While the Government’s new Better Public Services (BPS) health targets are laudable, the housing target has fallen far from the mark of making a real commitment to improving the lives of New Zealand’s high-need families and children, says Child Poverty Action Group (CPAG).
The target of “achieving a 20 per cent reduction in the time it takes to house priority clients on the social housing register” sidelines the crucial issue of an urgent need for extra state and social housing.
Furthermore this this target can be easily manipulated by those responsible for achieving it to the point that the target is rendered effectively meaningless.
CPAG co-convenor Alan Johnson says, “The social housing priority awaiting list grew 49% over the past year for no apparent reason, other than a change in policy following a spotlight on Ministry of Social Development (MSD) inadvertently paying for families to live in garages rented by so-called emergency housing providers.

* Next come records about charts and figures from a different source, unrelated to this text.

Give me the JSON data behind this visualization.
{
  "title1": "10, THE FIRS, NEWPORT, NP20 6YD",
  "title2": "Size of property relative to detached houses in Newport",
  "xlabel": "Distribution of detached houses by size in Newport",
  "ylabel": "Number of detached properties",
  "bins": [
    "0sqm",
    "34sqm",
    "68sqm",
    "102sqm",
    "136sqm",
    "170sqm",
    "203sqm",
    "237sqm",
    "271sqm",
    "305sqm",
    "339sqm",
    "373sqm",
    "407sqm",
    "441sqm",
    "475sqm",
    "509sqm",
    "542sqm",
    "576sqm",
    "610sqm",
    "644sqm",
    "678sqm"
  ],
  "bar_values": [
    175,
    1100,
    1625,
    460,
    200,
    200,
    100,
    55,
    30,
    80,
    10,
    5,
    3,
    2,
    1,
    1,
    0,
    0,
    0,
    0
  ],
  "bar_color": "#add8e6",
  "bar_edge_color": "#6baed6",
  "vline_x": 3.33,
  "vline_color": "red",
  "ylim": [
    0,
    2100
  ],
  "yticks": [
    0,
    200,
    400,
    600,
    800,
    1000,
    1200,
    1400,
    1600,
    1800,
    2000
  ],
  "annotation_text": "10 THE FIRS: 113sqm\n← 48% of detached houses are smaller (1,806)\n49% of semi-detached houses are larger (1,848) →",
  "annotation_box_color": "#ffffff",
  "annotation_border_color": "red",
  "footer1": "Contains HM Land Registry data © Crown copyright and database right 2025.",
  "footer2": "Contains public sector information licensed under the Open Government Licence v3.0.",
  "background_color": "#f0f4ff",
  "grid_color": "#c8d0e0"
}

“Clearly the waiting list can be manipulated by MSD managers without any agreed changes in policy so there is little reason to believe that this new target will not be met through some form of alternative reporting or recording.”

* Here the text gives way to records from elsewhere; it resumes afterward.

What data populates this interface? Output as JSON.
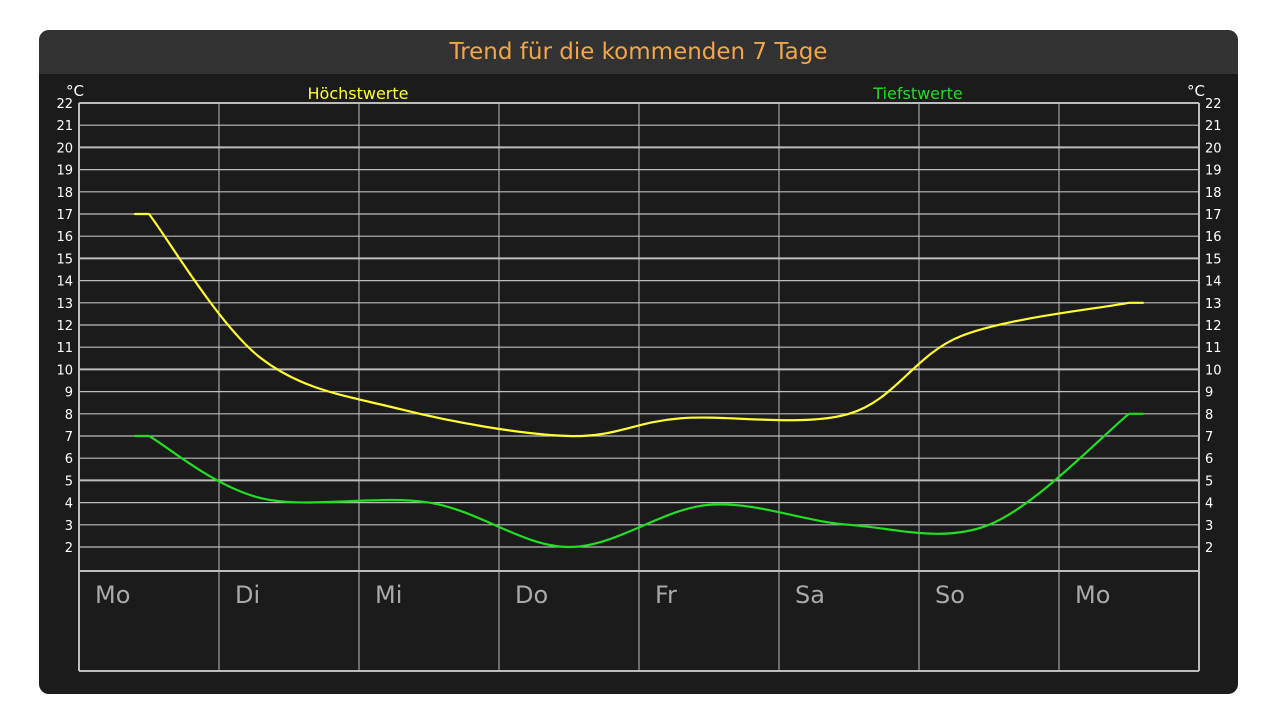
{
  "title": "Trend für die kommenden 7 Tage",
  "colors": {
    "background": "#1b1b1b",
    "titlebar": "#323232",
    "title": "#f0a64b",
    "grid": "#bdbdbd",
    "axis_text": "#ffffff",
    "day_text": "#a9a9a9",
    "high_series": "#ffff33",
    "low_series": "#22dd22"
  },
  "chart_data": {
    "type": "line",
    "unit_left": "°C",
    "unit_right": "°C",
    "ylim": [
      2,
      22
    ],
    "yticks": [
      2,
      3,
      4,
      5,
      6,
      7,
      8,
      9,
      10,
      11,
      12,
      13,
      14,
      15,
      16,
      17,
      18,
      19,
      20,
      21,
      22
    ],
    "categories": [
      "Mo",
      "Di",
      "Mi",
      "Do",
      "Fr",
      "Sa",
      "So",
      "Mo"
    ],
    "grid": true,
    "series": [
      {
        "name": "Höchstwerte",
        "color": "#ffff33",
        "points": [
          {
            "day": 0.5,
            "value": 17
          },
          {
            "day": 1.3,
            "value": 10.5
          },
          {
            "day": 2.3,
            "value": 8.2
          },
          {
            "day": 3.5,
            "value": 7
          },
          {
            "day": 4.3,
            "value": 7.8
          },
          {
            "day": 5.5,
            "value": 8
          },
          {
            "day": 6.3,
            "value": 11.5
          },
          {
            "day": 7.5,
            "value": 13
          }
        ]
      },
      {
        "name": "Tiefstwerte",
        "color": "#22dd22",
        "points": [
          {
            "day": 0.5,
            "value": 7
          },
          {
            "day": 1.3,
            "value": 4.2
          },
          {
            "day": 2.5,
            "value": 4
          },
          {
            "day": 3.5,
            "value": 2
          },
          {
            "day": 4.5,
            "value": 3.9
          },
          {
            "day": 5.5,
            "value": 3
          },
          {
            "day": 6.5,
            "value": 3
          },
          {
            "day": 7.5,
            "value": 8
          }
        ]
      }
    ]
  }
}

CPAG says that the Government needs to set more meaningful housing targets to improve the current situation in New Zealand, which is one of desperate and urgent need.
Increasing the number of additional state and other social housing units that will be built over the next five years should be the top priority.
Achieving any target to increase - and not reduce, the numbers of state and social housing is the only meaningful of way reducing the critical unmet housing need that is evidenced by the explosion of emergency housing budgets.